The parties here agreed that the policy would cover only an “accident” and would not apply to certain acts “expected or intended” by RJC. When they did so, they could reasonably have anticipated that the rules of respondeat superior would govern the question of when a corporate entity is deemed to expect or intend its employee’s actions. Since the masseur’s actions here were not RJC’s actions for purposes of the respondeat superior doctrine, they were “unexpected, unusual and *165unforeseen” from RJC’s point of view, and were not “expected or intended” by RJC. Accordingly, they were an “accident,” within the coverage of the policy, and were not excluded by the “expected or intended” clause.
B. The “Body Massage” Issue
Like Supreme Court, we find the question of whether the “bodily injury” for which the Harrisons sued RJC arose out of a “body massage” to be a closer one, but like Supreme Court we resolve it in RJC’s favor.
It is true that the alleged act for which the Harrisons sued RJC occurred during a body massage.4 The insurance policy, however, does not exclude coverage for all alleged conduct during a body massage, but only for “injury . . . arising out of . . . [b]ody massage.” (Emphasis added.) We think the words of the exclusion are most plausibly read to refer to a bruise or similar injury inflicted on the customer by a massage itself, not to the emotional or physical injury resulting from a sexual assault by a masseur.

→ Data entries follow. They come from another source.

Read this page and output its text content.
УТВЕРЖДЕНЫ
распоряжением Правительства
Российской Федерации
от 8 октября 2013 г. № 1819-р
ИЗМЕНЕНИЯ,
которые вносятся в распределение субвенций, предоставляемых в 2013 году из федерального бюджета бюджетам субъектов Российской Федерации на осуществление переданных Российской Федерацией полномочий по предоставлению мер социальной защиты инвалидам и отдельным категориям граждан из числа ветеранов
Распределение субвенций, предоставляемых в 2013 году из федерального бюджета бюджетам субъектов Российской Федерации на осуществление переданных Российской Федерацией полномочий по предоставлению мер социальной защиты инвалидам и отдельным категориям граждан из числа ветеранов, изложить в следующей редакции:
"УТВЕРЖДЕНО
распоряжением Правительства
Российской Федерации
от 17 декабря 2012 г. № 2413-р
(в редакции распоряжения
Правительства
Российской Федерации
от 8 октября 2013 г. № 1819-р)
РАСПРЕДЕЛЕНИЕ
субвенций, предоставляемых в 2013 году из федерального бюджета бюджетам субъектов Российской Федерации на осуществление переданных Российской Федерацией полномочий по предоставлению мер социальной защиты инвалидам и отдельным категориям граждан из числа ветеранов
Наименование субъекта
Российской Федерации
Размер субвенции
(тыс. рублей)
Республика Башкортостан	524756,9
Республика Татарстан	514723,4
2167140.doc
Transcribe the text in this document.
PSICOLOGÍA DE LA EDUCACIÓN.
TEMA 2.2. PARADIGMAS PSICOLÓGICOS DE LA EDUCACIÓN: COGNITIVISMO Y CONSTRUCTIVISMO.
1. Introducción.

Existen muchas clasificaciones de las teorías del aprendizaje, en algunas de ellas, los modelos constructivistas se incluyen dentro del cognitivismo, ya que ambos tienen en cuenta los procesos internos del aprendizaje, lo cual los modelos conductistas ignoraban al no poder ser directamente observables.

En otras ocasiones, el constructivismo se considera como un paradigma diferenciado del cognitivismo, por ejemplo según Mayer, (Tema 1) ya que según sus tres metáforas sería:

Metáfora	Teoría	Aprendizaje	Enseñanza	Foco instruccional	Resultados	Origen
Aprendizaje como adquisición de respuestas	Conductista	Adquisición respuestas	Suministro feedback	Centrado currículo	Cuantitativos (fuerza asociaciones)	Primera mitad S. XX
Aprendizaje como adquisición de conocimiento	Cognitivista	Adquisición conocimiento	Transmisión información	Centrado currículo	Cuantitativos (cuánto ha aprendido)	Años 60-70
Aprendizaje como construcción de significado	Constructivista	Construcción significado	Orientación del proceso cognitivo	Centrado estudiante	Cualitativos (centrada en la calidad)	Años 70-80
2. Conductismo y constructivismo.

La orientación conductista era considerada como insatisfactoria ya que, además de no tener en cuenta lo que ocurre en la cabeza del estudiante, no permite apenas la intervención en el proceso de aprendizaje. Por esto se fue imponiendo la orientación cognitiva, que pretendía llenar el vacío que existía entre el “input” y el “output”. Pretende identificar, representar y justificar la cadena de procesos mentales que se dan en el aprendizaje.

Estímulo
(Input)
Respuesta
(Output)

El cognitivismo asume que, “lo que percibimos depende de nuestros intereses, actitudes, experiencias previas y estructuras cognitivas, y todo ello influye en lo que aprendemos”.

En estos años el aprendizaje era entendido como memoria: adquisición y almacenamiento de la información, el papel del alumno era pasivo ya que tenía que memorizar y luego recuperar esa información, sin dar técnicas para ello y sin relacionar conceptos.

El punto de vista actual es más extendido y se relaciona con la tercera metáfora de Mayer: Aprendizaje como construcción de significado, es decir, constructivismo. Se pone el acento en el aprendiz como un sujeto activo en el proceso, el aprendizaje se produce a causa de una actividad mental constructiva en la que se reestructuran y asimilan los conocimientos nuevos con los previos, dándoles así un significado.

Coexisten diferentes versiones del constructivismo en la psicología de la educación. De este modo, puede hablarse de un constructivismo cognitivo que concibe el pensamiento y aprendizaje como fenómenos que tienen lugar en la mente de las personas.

At least that is a reasonable reading of the words, and an exclusion in an insurance policy can negate coverage only where it is stated “in clear and unmistakable language [and] is subject to no other reasonable interpretation.” (Continental Cas. Co. v Rapid-American Corp., 80 NY2d 640, 652 [1993].) We therefore hold the “body massage” exclusion to be inapplicable here.
Accordingly, the order of the Appellate Division should be reversed, with costs, and the judgment of Supreme Court reinstated.

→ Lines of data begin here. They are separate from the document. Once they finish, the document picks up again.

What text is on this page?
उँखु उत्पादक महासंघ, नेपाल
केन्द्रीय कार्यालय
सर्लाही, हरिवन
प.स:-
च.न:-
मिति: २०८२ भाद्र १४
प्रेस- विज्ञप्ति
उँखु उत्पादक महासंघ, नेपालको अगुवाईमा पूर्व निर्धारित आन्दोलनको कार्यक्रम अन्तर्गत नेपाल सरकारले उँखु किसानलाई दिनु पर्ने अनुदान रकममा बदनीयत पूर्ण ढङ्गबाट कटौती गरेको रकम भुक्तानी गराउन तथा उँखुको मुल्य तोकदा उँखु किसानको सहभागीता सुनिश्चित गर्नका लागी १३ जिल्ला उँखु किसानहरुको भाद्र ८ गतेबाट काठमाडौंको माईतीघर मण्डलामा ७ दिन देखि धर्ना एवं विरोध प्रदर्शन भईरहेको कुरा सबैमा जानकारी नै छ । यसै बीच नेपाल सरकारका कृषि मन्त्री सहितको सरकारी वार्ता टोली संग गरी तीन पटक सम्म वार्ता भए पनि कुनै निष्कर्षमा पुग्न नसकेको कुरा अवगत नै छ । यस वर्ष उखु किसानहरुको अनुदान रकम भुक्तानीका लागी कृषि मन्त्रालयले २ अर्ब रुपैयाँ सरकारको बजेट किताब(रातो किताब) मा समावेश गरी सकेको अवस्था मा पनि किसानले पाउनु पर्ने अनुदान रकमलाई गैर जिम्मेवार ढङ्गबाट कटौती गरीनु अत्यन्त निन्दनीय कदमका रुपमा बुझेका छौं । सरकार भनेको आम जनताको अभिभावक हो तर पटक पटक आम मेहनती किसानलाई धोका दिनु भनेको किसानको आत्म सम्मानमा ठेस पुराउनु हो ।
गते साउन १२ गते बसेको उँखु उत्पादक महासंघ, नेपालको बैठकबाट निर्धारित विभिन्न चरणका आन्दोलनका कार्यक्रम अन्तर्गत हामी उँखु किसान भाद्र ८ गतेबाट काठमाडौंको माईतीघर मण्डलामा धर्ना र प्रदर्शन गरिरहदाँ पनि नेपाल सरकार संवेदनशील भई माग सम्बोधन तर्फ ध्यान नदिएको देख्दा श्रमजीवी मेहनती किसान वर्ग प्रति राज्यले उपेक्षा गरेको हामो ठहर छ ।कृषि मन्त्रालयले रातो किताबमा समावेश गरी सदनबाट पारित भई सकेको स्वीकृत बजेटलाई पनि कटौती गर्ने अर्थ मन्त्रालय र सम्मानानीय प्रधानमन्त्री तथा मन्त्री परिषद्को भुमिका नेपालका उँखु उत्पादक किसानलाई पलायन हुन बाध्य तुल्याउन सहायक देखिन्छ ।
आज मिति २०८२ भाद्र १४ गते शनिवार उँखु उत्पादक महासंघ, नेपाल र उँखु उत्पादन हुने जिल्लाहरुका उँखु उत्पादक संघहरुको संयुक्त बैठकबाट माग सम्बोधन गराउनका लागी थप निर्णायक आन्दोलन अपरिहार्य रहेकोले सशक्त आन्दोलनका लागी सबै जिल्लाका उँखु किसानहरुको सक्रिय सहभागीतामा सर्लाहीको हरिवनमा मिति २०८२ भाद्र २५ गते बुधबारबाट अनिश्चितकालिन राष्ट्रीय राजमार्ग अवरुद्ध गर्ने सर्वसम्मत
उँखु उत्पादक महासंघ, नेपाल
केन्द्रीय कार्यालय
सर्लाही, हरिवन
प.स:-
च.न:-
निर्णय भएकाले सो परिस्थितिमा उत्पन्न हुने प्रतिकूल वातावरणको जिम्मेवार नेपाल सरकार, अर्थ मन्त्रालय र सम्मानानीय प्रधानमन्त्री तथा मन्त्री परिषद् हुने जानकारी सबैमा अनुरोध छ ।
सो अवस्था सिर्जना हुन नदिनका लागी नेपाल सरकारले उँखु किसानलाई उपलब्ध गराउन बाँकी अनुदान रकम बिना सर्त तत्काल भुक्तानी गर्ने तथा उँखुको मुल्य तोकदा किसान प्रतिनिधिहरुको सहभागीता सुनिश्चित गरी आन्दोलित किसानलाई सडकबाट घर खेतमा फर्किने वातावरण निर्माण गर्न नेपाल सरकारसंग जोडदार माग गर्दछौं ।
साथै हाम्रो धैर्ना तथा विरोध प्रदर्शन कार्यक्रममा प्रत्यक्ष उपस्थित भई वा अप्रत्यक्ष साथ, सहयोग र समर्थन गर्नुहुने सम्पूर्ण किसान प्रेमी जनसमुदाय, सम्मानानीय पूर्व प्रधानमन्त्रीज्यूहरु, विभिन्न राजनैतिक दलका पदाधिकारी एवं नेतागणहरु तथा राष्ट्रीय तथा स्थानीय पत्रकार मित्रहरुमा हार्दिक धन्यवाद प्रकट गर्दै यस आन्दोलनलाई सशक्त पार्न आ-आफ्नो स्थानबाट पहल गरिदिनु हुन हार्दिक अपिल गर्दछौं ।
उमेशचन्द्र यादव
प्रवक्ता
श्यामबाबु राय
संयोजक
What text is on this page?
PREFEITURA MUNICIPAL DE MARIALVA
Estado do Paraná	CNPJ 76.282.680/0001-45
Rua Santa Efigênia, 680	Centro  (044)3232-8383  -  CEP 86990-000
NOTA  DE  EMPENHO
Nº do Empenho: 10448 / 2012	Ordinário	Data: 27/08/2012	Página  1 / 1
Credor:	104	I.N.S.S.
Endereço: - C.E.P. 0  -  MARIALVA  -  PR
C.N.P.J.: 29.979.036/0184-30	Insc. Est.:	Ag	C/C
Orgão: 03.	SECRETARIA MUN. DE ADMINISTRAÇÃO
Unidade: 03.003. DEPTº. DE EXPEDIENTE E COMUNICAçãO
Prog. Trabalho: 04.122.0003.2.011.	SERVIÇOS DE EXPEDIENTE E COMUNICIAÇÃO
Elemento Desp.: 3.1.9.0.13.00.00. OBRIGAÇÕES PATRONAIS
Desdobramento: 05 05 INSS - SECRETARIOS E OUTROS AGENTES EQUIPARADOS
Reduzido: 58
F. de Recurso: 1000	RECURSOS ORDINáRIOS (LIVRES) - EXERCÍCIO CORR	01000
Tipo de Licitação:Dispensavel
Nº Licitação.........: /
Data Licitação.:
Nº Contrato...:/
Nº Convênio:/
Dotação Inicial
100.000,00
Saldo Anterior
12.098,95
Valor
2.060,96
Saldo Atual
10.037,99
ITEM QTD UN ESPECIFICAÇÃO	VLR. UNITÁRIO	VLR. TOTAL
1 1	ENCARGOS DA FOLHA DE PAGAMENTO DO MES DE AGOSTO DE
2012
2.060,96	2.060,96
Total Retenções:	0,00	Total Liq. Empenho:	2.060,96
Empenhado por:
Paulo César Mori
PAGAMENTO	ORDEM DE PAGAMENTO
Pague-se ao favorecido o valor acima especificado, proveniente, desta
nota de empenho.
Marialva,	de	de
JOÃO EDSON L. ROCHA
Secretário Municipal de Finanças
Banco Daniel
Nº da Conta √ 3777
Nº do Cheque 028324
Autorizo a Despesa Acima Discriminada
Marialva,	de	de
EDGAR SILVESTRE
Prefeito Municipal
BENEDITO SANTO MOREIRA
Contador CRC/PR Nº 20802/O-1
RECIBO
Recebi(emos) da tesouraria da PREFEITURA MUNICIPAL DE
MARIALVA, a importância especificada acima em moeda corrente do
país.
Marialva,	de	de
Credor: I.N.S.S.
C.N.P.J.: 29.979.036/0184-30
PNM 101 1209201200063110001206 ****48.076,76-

Chief Judge Kaye and Judges G.B. Smith, Cipabick, Geaffeo and Read concur; Judge Rosenblatt taking no part.
Order reversed, etc.
. Utica National Insurance Group, apparently Republic’s parent or affiliate, is also a party in this case. It appears from the record that Republic is the corporation that actually issued the policy. “Republic” in this opinion refers both to Republic and to Utica National.

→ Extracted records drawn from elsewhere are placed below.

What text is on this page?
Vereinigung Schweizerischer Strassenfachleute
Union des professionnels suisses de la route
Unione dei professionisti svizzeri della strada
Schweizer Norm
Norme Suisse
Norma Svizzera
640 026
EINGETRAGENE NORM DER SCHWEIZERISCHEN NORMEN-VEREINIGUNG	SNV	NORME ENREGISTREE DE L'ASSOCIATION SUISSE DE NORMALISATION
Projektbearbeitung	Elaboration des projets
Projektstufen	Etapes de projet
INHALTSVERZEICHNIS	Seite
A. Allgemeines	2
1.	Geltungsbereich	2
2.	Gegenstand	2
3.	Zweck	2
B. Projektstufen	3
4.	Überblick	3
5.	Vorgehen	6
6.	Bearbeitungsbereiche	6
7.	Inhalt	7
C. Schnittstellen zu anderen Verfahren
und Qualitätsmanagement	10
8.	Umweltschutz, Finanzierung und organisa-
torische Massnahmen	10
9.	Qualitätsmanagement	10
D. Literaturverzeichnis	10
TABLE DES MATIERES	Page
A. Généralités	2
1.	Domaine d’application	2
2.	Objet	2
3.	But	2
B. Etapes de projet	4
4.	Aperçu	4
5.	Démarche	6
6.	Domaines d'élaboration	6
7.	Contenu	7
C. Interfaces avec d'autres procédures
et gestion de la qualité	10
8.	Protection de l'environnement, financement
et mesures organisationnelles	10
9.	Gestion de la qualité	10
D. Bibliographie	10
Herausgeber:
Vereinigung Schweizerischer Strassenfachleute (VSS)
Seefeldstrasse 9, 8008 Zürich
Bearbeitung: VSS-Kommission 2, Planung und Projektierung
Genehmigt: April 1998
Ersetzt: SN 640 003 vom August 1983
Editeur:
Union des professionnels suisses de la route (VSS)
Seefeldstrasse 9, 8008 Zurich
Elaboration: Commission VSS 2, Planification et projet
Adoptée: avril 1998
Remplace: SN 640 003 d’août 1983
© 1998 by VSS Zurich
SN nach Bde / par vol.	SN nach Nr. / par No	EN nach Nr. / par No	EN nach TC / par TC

. The policy’s definition of “bodily injury” includes “[s]hock, mental anguish or mental injury.” It is not disputed that the injury involved in this case is “bodily injury” within the meaning of the policy.
. RJC raises an issue as to the timeliness of Republic’s disclaimer. That issue is moot in light of our holding.
. The Harrisons’ complaint alleges that the masseur gave Mrs. Harrison a body massage and that he committed sexual assault, but does not specifically say that the two acts were simultaneous. That is the likeliest inference from the complaint, however, and the letter from RJC’s attorney notifying Republic of the claim specifically refers to “sexual abuse involving a customer during the course of a massage.”